Le dessin et la mise en couleurs sont dans le ton et achèvent d’assombrir l’histoire. Son trait est rustique, à l’image des visages de ces hommes et de ces femmes, largués et fatigués, qu’il met en scène. Moynot n’est pas connu pour adoucir la réalité et semble plutôt, comme à son habitude, se complaire à forcer la dose (le sommet en la matière étant sans doute Y5/P5, une merveilleuse histoire d’amour). C’est ainsi qu’il parvient même, à l’occasion d’un des rares passages apaisés, à glisser en arrière plan d’une plage un bunker taggué. Ce dernier s’impose presque comme une nécessité dans le décor, une sorte de besoin viscéral !

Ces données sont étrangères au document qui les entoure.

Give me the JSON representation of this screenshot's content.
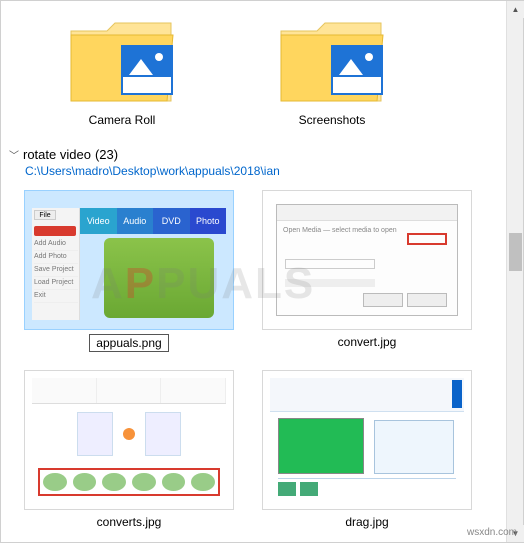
{
  "folders": [
    {
      "label": "Camera Roll"
    },
    {
      "label": "Screenshots"
    }
  ],
  "group": {
    "name": "rotate video",
    "count": "(23)",
    "path": "C:\\Users\\madro\\Desktop\\work\\appuals\\2018\\ian"
  },
  "files": [
    {
      "label": "appuals.png",
      "selected": true
    },
    {
      "label": "convert.jpg",
      "selected": false
    },
    {
      "label": "converts.jpg",
      "selected": false
    },
    {
      "label": "drag.jpg",
      "selected": false
    }
  ],
  "watermark": {
    "pre": "A",
    "mid": "P",
    "post": "PUALS"
  },
  "attribution": "wsxdn.com"
}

L’heure la plus sombre vient toujours avant l’aube devrait répondre aux attentes des amateurs de cette vision très sordide de l’existence que Moynot excelle à transposer dans ses bandes dessinées. De là à conquérir un plus vaste lectorat, c’est une autre question, son approche demeurant des plus cafardeuses. Cela, quand bien même il semble laisser la porte ouverte, par instants, à d’autres sentiments.